Note that in this derivation, it has been crucial that the explicit mass term for the vectorial field doesn't break the global $U(1)$ symmetry. This is also related to the fact that the explicit mass term for the vectorial field can be obtained through a Higgs-like mechanism connected with a hidden (the Higgs-like field decouples from the rest of the theory) $U(1)$ gauge symmetry.
A more careful calculation should include counterterms in the interacting theory, however I think that this is the same as in the massless case. We can think of the fields and parameters in this answer as bare fields and parameters.
Stueckelberg mechanism
Consider the following Lagrangian
$$\mathcal L=-{1\over 4}\,F^2+|d\phi|^2+\mu^2\,|\phi|^2-\lambda\, (\phi^*\phi)^2$$
where $d=\partial - ig\, B$ and $F$ is the field strength (Faraday tensor) for $B$. This Lagrangian is invariant under the gauge transformation
$$B\rightarrow B + (1/g)\partial \alpha (x)$$ $$\phi\rightarrow e^{i\alpha(x)}\phi$$
Let's take a polar parametrization for the scalar field $\phi$: $\phi\equiv {1\over \sqrt{2}}\rho\,e^{i\chi}$, thus
$$\mathcal L=-{1\over 4}\,F^2+{1\over 2}\rho^2\,(\partial_{\mu}\chi-g\,B_{\mu})^2+{1\over 2}(\partial \rho)^2+{\mu^2\over 2}\,\rho ^2- {\lambda\over 4}\rho^4$$
We may now make the following field redefinition $A\equiv B - (1/g)\partial \chi$ and noting that $F_{\mu\nu}=\partial_{\mu}B_{\nu}-\partial_{\nu}B_{\mu}=\partial_{\mu}A_{\nu}-\partial_{\nu}A_{\mu}$ is also the field strength for $A$
$$\mathcal L=-{1\over 4}\,F^2+{g^2\over 2}\rho^2\,A^2+{1\over 2}(\partial \rho)^2+{\mu^2\over 2}\,\rho ^2-{\lambda\over 4}\, \rho^4$$
If $\rho$ has a vacuum expectation value different from zero $\langle 0|\rho |0\rangle = v=\sqrt{\mu^2\over \lambda}$, it is then convenient to write $\rho (x)=v+\omega (x)$. Thus
$$\mathcal L=-{1\over 4}\,F^2+{a^2\over 2}\,A^2+g^2\,v\,\omega\,A^2+{g^2\over 2}\,\omega ^2\,A^2+{1\over 2}(\partial \omega)^2-{\mu^2\over 2}\,\omega ^2-\lambda\,v\omega^3-{\lambda\over 4}\, \omega^4+{v^4\,\lambda^2\over 4}$$
where $a\equiv g\times v$. If we now take the limit $g\rightarrow 0$, $v\rightarrow \infty$, keeping the product, $a$, constant, we get
$$\mathcal L=-{1\over 4}\,F^2+{a^2\over 2}\,A^2+{1\over 2}(\partial \omega)^2-{\mu^2\over 2}\,\omega ^2-\lambda\,v\omega^3-{\lambda\over 4}\, \omega^4+{v^4\,\lambda^2\over 4}$$
that is, all the interactions terms between $A$ and $\omega$ disappear so that $\omega$ becomes an auto-interacting field with infinite mass that is decoupled from the rest of the theory, and therefore it doesn't play any role.

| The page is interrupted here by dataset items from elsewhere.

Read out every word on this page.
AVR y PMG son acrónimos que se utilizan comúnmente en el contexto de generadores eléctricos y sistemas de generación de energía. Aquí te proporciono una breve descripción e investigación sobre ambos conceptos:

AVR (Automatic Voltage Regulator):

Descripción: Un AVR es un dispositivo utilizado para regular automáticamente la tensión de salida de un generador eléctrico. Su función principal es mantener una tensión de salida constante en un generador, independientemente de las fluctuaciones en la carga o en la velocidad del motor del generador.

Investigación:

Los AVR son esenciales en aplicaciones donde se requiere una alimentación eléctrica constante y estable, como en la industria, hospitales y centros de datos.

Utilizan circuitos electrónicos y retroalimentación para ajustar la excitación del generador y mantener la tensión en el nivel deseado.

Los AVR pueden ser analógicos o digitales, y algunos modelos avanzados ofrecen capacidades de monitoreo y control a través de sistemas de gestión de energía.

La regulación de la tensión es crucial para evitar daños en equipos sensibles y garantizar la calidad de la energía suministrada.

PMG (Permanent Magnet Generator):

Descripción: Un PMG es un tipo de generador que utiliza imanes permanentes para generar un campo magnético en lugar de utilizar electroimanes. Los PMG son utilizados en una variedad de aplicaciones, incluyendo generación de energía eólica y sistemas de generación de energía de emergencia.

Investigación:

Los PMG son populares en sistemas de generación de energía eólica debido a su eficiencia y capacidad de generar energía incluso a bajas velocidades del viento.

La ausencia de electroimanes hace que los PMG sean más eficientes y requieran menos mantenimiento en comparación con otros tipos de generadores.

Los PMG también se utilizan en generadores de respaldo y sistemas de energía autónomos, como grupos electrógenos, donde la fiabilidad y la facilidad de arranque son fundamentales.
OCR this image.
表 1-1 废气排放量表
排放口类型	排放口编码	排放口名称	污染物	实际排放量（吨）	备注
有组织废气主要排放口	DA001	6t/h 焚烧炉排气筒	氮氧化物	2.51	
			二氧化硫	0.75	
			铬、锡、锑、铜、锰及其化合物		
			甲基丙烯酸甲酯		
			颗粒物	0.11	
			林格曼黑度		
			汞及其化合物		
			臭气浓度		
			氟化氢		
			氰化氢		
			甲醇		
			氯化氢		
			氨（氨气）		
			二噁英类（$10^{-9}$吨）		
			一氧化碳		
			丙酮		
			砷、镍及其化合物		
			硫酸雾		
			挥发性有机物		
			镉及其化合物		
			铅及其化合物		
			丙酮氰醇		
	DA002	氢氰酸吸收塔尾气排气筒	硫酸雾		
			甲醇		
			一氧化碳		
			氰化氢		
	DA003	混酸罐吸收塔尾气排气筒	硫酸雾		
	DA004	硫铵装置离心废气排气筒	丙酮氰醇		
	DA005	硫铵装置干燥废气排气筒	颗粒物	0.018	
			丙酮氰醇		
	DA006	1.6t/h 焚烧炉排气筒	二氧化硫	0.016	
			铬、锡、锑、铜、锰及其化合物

Thus, we recover the massive vectorial field with which we started.
$$\mathcal L=-{1\over 4}\,F^2+{a^2\over 2}\,A^2$$
Note that in a non-abelian gauge theory must be non-linear terms such as $\sim g A^2\,\partial A\;$, $\sim g^2 A^4$, which prevent us from taking the limit $g\rightarrow 0$.